Breathe deeply through the nose and relax into your pose. Do this pose for a minute or two or whatever feels comfortable.
Seated Forward Bend
It won’t take long to realize that this pose will calm the mind and deepen the breath naturally.
Seated Forward Bends will stretch your legs and your spine, promoting deep relaxation. That is, once you get used to the stretch!
Sit with your legs together on the floor in front of you. Flex the feet and toes so that the toes point upward. Plant your tailbone into the floor and straighten the spine.
While inhaling, extend your arms upward over your head so that you feel a stretch in the spine. While slowly exhaling, bend all the way down so that your face is resting on your legs and your hands are near your feet. Grab your feet.
Your elbows are typically not touching the floor. If you have trouble reaching your feet, you can try putting your elbows on the floor.
You should feel the stretch in all parts of your legs and spine. You’re stretching your spine, not rounding it. Let the shoulders relax away from the ears.
On the inhale, become more aware of your spine. On the exhale, stretch your spine further toward your feet. Breathe deeply through the nose and relax into the stretch each time.
Supported Headstand Against the Wall
Inverted poses send lots of blood and oxygen to the head and brain, and this promotes relaxation.
Kneel down with your feet touching the wall. You’re facing away from the wall.
Put your butt in the air while keeping your forearms on the floor. Stretch your legs out. The only parts of your body touching the floor are the balls and toes of your feet, your forehead and your forearms and hands.
With fingers closed, cup your head with your hands. Left and right fingers are pointing at each other. Your pinkies are touching the floor. This provides support. You can also interlace your fingers.
Put the ball of your right foot on the wall at the same height as your hips. Straighten your right leg as you press the heel into the wall. At the same time, lift your left foot and place the bottom of the foot on the wall.
Your whole body should be vertical except for your legs.

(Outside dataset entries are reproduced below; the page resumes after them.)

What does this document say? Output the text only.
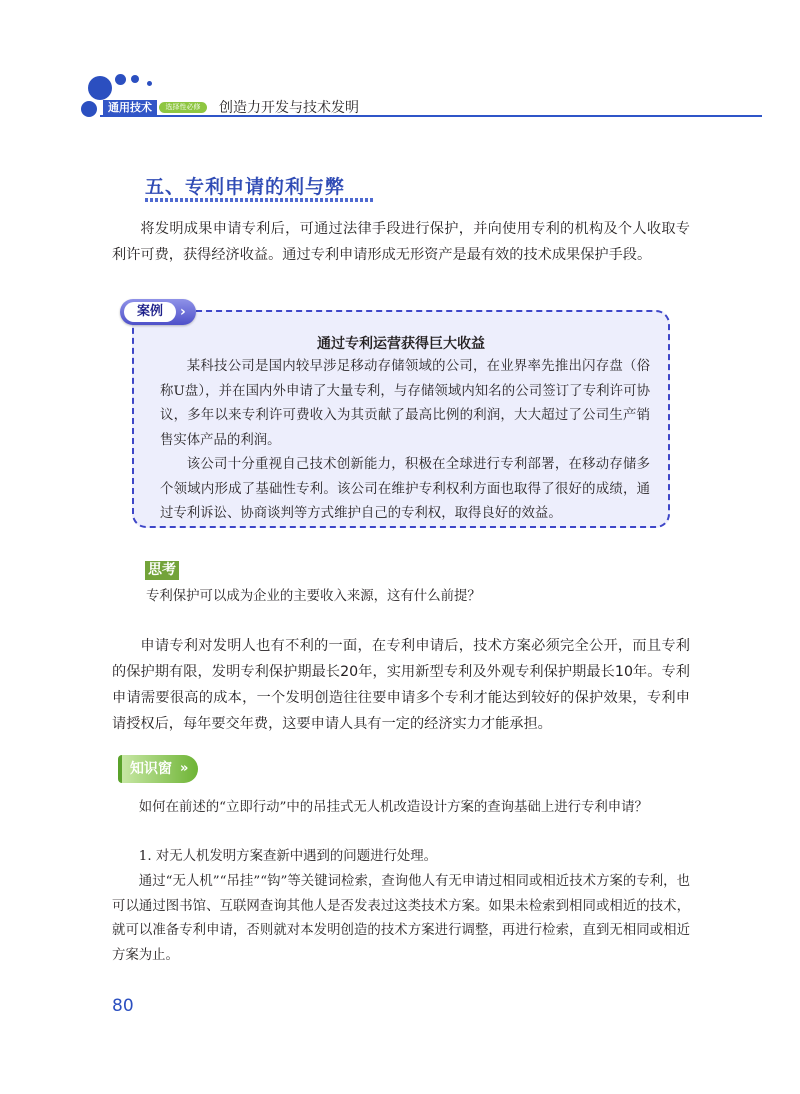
通用技术	选择性必修	创造力开发与技术发明
五、专利申请的利与弊

将发明成果申请专利后，可通过法律手段进行保护，并向使用专利的机构及个人收取专利许可费，获得经济收益。通过专利申请形成无形资产是最有效的技术成果保护手段。

案例	›
通过专利运营获得巨大收益

某科技公司是国内较早涉足移动存储领域的公司，在业界率先推出闪存盘（俗称U盘），并在国内外申请了大量专利，与存储领域内知名的公司签订了专利许可协议，多年以来专利许可费收入为其贡献了最高比例的利润，大大超过了公司生产销售实体产品的利润。

该公司十分重视自己技术创新能力，积极在全球进行专利部署，在移动存储多个领域内形成了基础性专利。该公司在维护专利权利方面也取得了很好的成绩，通过专利诉讼、协商谈判等方式维护自己的专利权，取得良好的效益。

思考
专利保护可以成为企业的主要收入来源，这有什么前提？

申请专利对发明人也有不利的一面，在专利申请后，技术方案必须完全公开，而且专利的保护期有限，发明专利保护期最长20年，实用新型专利及外观专利保护期最长10年。专利申请需要很高的成本，一个发明创造往往要申请多个专利才能达到较好的保护效果，专利申请授权后，每年要交年费，这要申请人具有一定的经济实力才能承担。

知识窗 »

如何在前述的“立即行动”中的吊挂式无人机改造设计方案的查询基础上进行专利申请？

1. 对无人机发明方案查新中遇到的问题进行处理。

通过“无人机”“吊挂”“钩”等关键词检索，查询他人有无申请过相同或相近技术方案的专利，也可以通过图书馆、互联网查询其他人是否发表过这类技术方案。如果未检索到相同或相近的技术，就可以准备专利申请，否则就对本发明创造的技术方案进行调整，再进行检索，直到无相同或相近方案为止。

80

Breathe into the pose through the nose. Keep the breathing as smoothly as possible. Do this for a couple of minutes.
Standing Forward Bend
Half of your body is inverted in this pose, so your head and brain get lots of anxiety-melting oxygen and blood. The pose is also a great spinal stretch, and this further eases anxiety.

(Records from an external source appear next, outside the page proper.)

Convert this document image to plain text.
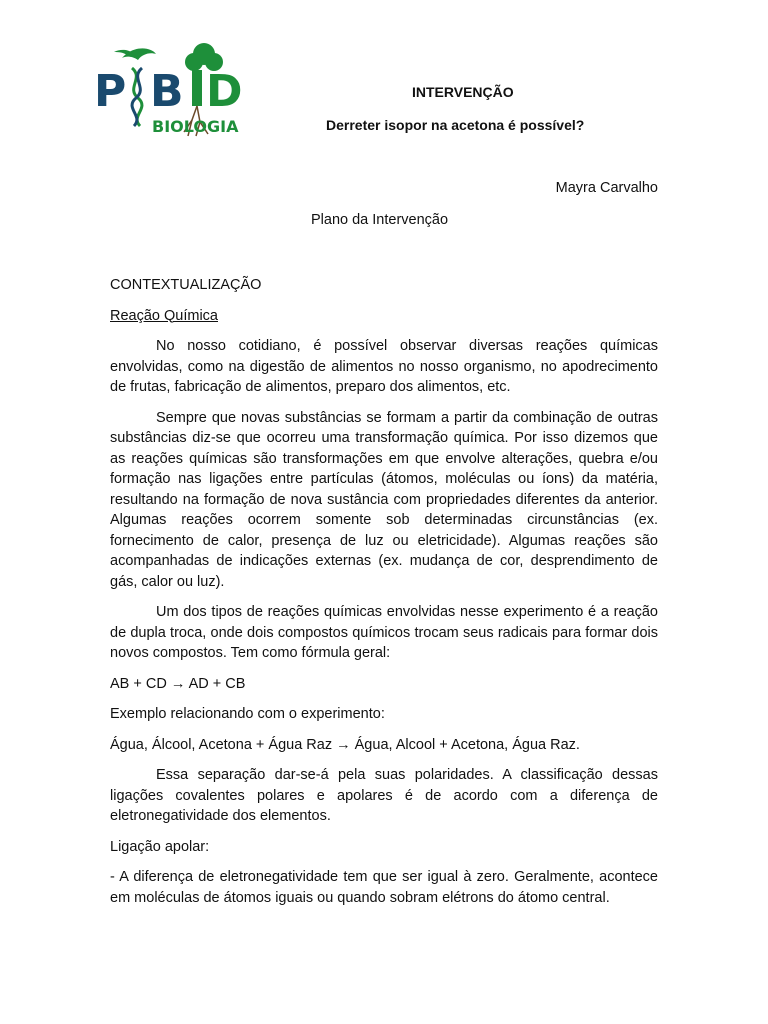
P B D
BIOLOGIA
INTERVENÇÃO
Derreter isopor na acetona é possível?
Mayra Carvalho
Plano da Intervenção

CONTEXTUALIZAÇÃO

Reação Química

No nosso cotidiano, é possível observar diversas reações químicas envolvidas, como na digestão de alimentos no nosso organismo, no apodrecimento de frutas, fabricação de alimentos, preparo dos alimentos, etc.

Sempre que novas substâncias se formam a partir da combinação de outras substâncias diz-se que ocorreu uma transformação química. Por isso dizemos que as reações químicas são transformações em que envolve alterações, quebra e/ou formação nas ligações entre partículas (átomos, moléculas ou íons) da matéria, resultando na formação de nova sustância com propriedades diferentes da anterior. Algumas reações ocorrem somente sob determinadas circunstâncias (ex. fornecimento de calor, presença de luz ou eletricidade). Algumas reações são acompanhadas de indicações externas (ex. mudança de cor, desprendimento de gás, calor ou luz).

Um dos tipos de reações químicas envolvidas nesse experimento é a reação de dupla troca, onde dois compostos químicos trocam seus radicais para formar dois novos compostos. Tem como fórmula geral:

AB + CD → AD + CB

Exemplo relacionando com o experimento:

Água, Álcool, Acetona + Água Raz → Água, Alcool + Acetona, Água Raz.

Essa separação dar-se-á pela suas polaridades. A classificação dessas ligações covalentes polares e apolares é de acordo com a diferença de eletronegatividade dos elementos.

Ligação apolar:

- A diferença de eletronegatividade tem que ser igual à zero. Geralmente, acontece em moléculas de átomos iguais ou quando sobram elétrons do átomo central.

Stand with your legs and feet together and your knees slightly bent. Lower your head and torso so that they meet your legs. You should feel this motion coming from your hips. If it’s guided by your lower back, you’re doing it wrong. Don’t round the back while locking the knees. Let your hips and elongating spine be your guides. Place your palms on either your feet or the floor.
Inhale and lengthen your chest and spine. On the exhale, straighten your legs so that you feel a stretch.

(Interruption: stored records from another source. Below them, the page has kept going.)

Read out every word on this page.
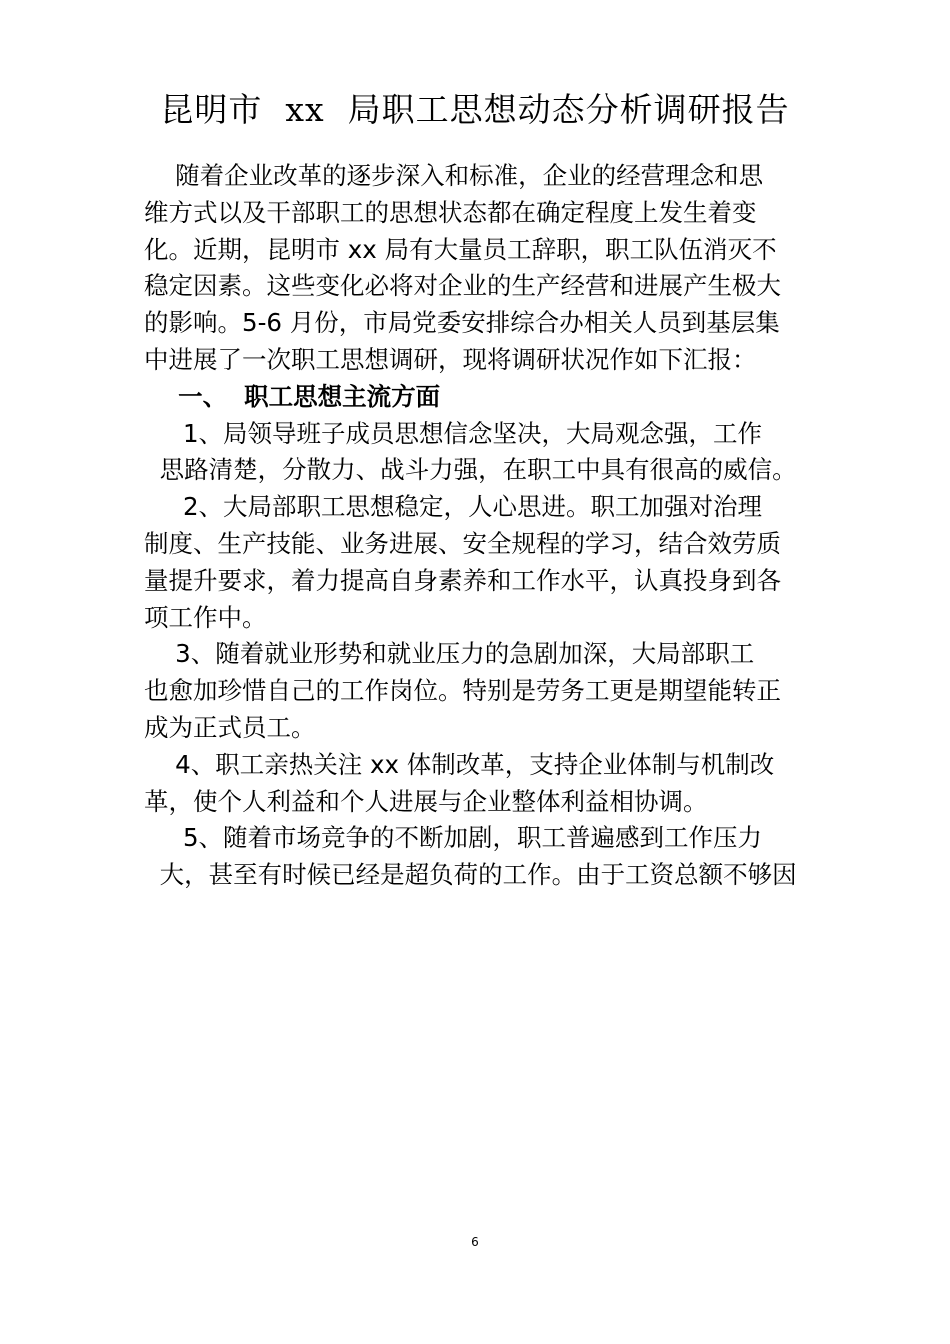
昆明市  xx  局职工思想动态分析调研报告
随着企业改革的逐步深入和标准，企业的经营理念和思
维方式以及干部职工的思想状态都在确定程度上发生着变
化。近期，昆明市 xx 局有大量员工辞职，职工队伍消灭不
稳定因素。这些变化必将对企业的生产经营和进展产生极大
的影响。5-6 月份，市局党委安排综合办相关人员到基层集
中进展了一次职工思想调研，现将调研状况作如下汇报：
一、  职工思想主流方面
1、局领导班子成员思想信念坚决，大局观念强，工作
思路清楚，分散力、战斗力强，在职工中具有很高的威信。
2、大局部职工思想稳定，人心思进。职工加强对治理
制度、生产技能、业务进展、安全规程的学习，结合效劳质
量提升要求，着力提高自身素养和工作水平，认真投身到各
项工作中。
3、随着就业形势和就业压力的急剧加深，大局部职工
也愈加珍惜自己的工作岗位。特别是劳务工更是期望能转正
成为正式员工。
4、职工亲热关注 xx 体制改革，支持企业体制与机制改
革，使个人利益和个人进展与企业整体利益相协调。
5、随着市场竞争的不断加剧，职工普遍感到工作压力
大，甚至有时候已经是超负荷的工作。由于工资总额不够因
6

After a couple of rounds, exhale and stretch your spine toward the floor with your crown and neck leading the way. Let your shoulders follow. Don’t round your back. Just stretch the spine.
Breathe, through the nose, into the stretch.
The Corpse Pose is commonly used at the end of a yoga class. It’s a time to process all the new feelings in the body and to calm the mind.
This one’s easy. Lie on your back with your arms to your side. Breathe through the nose and allow yourself to relax and feel the depth of your experience.